Adaptation to Intrinsic Dependence in Diffusion Language Models

Diffusion language models (DLMs) have recently emerged as a promising alternative to autoregressive (AR) approaches, enabling parallel token generation beyond a rigid left-to-right order. Despite growing empirical success, the theoretical understanding of how unmasking schedules -- which specify the order and size of unmasked tokens during sampling -- affect generation quality remains limited. In this work, we introduce a distribution-agnostic unmasking schedule for DLMs that adapts to the (unknown) dependence structure of the target data distribution, without requiring any prior knowledge or hyperparameter tuning. In contrast to prior deterministic procedures that fix unmasking sizes, our method randomizes the number of tokens revealed at each iteration. We show that, for two specific parameter choices, the sampling convergence guarantees -- measured by Kullback-Leibler (KL) divergence -- scale as $\widetilde O(\mathsf{TC}/K)$ and $\widetilde O(\mathsf{DTC}/K)$ respectively. Here, $K$ is the number of iterations, and $\mathsf{TC}$ and $\mathsf{DTC}$ are the total correlation and dual total correlation of the target distribution, capturing the intrinsic dependence structure underlying the data. Importantly, our guarantees hold in the practically relevant parallel-sampling regime $K<L$ where $L$ is the token sequence length. These results significantly improve upon prior convergence theories and yield substantial sampling acceleration for low-complexity distributions. Overall, our findings unveil the adaptivity of DLMs to intrinsic data structures and shed light on the benefit of randomized unmasking sizes in inference schedule design.

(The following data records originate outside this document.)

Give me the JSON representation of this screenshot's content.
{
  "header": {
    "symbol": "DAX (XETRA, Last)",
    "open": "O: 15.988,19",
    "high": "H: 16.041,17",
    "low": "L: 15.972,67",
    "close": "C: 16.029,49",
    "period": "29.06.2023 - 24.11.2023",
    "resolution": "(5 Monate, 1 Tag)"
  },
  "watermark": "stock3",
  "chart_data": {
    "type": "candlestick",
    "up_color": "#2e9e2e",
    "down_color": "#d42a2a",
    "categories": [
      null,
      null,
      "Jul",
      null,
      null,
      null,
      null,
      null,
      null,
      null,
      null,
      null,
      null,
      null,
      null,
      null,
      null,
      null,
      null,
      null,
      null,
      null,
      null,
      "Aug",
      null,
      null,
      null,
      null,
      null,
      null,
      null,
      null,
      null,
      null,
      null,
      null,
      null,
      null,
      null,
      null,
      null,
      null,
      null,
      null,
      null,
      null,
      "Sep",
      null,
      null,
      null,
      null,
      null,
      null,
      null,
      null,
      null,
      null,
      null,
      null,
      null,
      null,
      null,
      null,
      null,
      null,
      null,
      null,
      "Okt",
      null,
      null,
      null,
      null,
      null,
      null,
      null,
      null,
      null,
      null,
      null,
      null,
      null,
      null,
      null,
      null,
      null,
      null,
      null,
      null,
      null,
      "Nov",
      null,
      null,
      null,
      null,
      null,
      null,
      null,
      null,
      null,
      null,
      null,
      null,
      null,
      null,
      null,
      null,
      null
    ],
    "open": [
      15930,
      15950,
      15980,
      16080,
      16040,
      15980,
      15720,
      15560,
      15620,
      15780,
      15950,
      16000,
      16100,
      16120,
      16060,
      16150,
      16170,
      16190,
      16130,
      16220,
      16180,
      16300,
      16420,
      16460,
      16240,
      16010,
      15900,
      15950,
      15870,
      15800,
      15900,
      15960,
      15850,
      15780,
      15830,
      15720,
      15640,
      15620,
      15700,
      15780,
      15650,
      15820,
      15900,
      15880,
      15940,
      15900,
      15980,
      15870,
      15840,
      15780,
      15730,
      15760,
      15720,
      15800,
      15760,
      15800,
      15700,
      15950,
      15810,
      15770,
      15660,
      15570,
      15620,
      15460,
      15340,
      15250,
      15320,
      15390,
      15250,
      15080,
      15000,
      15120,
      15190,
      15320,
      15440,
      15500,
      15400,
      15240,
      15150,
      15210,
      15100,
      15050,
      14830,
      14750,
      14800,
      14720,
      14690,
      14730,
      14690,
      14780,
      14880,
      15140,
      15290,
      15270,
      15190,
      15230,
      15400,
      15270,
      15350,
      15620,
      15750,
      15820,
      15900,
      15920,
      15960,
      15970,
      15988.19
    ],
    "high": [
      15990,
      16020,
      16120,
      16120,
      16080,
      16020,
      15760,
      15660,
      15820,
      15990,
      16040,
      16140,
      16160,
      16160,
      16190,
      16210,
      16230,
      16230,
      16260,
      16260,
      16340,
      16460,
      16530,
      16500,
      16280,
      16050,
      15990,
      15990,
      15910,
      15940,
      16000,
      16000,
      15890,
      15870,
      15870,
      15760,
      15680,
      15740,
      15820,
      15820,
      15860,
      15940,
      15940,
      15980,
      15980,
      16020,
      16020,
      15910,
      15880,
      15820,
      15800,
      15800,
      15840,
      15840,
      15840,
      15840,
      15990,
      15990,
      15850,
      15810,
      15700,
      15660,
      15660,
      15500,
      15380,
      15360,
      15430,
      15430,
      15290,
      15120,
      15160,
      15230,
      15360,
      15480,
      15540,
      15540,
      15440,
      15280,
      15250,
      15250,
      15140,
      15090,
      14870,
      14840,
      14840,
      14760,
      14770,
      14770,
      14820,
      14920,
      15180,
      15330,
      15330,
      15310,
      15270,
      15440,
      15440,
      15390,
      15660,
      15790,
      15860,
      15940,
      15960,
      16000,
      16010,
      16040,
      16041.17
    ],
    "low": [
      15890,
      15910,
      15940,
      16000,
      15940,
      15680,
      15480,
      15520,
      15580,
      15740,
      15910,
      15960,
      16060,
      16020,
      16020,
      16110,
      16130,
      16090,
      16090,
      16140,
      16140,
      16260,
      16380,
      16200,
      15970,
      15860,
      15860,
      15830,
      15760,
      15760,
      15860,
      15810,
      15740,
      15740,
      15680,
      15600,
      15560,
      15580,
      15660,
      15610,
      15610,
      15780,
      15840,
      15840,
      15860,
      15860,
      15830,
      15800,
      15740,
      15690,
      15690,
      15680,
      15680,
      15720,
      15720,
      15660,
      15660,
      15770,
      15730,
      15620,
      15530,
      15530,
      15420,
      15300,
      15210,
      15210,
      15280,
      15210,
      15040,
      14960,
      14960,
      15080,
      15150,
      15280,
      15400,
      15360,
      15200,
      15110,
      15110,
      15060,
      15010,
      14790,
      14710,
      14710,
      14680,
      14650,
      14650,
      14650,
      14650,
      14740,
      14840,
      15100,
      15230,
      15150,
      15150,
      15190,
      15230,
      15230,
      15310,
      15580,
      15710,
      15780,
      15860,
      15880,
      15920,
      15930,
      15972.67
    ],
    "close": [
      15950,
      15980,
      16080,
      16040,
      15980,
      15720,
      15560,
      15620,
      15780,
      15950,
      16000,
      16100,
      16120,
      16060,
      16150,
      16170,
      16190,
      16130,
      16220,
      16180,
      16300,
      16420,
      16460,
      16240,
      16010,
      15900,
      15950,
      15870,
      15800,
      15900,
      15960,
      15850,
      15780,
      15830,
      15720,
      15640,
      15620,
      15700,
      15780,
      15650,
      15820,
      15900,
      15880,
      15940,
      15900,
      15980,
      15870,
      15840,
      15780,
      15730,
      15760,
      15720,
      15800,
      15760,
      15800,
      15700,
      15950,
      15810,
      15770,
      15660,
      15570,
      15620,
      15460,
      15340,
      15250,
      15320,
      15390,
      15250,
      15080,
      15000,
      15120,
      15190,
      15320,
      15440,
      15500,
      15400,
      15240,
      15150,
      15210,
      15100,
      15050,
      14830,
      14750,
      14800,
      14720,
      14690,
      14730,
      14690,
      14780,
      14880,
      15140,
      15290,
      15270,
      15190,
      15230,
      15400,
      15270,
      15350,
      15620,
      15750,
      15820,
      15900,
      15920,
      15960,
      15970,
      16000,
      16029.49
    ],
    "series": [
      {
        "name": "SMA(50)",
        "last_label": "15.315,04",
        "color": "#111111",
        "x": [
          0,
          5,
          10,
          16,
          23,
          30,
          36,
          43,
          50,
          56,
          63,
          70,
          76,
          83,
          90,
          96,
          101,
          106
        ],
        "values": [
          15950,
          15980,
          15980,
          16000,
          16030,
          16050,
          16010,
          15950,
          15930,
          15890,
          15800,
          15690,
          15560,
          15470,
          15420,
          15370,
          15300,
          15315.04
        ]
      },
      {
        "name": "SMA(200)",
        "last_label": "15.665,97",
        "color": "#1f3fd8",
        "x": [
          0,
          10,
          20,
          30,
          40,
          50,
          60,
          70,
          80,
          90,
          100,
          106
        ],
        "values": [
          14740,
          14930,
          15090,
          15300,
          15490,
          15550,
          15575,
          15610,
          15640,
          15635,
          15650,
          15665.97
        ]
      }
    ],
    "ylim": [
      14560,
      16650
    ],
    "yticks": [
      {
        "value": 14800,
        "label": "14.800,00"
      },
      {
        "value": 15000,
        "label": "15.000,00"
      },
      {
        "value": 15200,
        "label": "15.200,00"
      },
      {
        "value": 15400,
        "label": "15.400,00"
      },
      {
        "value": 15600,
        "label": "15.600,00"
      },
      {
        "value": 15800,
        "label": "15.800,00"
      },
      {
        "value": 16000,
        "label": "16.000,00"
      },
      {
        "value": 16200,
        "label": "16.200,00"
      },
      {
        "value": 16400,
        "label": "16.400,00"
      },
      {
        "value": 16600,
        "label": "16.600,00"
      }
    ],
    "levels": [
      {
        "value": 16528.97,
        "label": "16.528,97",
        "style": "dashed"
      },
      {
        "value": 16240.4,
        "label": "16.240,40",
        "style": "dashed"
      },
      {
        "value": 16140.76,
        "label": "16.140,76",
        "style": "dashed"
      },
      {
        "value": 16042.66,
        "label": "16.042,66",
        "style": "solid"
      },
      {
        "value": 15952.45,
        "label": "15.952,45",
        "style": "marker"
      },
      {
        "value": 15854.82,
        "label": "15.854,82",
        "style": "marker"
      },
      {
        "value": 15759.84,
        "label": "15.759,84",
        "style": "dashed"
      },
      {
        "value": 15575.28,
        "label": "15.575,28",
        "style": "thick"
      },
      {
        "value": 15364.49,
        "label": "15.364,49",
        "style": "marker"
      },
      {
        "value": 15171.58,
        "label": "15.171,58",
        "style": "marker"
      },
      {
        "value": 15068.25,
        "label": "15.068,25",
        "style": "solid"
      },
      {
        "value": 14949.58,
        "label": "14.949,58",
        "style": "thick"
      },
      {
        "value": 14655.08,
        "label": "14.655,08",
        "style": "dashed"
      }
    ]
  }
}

翻译：扩散语言模型（DLMs）近年来已成为自回归（AR）方法的一种有前景的替代方案，它能够超越严格的从左到右顺序实现并行令牌生成。尽管经验上的成功日益增长，但关于解掩码调度（即采样过程中指定解掩码令牌的顺序和数量）如何影响生成质量的理论理解仍然有限。在本工作中，我们为DLMs引入了一种与分布无关的解掩码调度方法，该方法能够自适应于目标数据分布的（未知）依赖结构，而无需任何先验知识或超参数调整。与先前固定解掩码数量的确定性方法不同，我们的方法在每次迭代中随机化揭示的令牌数量。我们证明，对于两种特定的参数选择，采样收敛保证——以Kullback-Leibler（KL）散度衡量——分别按 $\widetilde O(\mathsf{TC}/K)$ 和 $\widetilde O(\mathsf{DTC}/K)$ 缩放。其中，$K$ 是迭代次数，$\mathsf{TC}$ 和 $\mathsf{DTC}$ 分别是目标分布的总相关和双总相关，它们捕捉了数据背后的内在依赖结构。重要的是，我们的保证在具有实际意义的并行采样机制 $K<L$ 下成立，其中 $L$ 是令牌序列长度。这些结果显著改进了先前的收敛理论，并为低复杂度分布带来了实质性的采样加速。总体而言，我们的发现揭示了DLMs对内在数据结构的自适应性，并阐明了在推理调度设计中随机化解掩码数量的益处。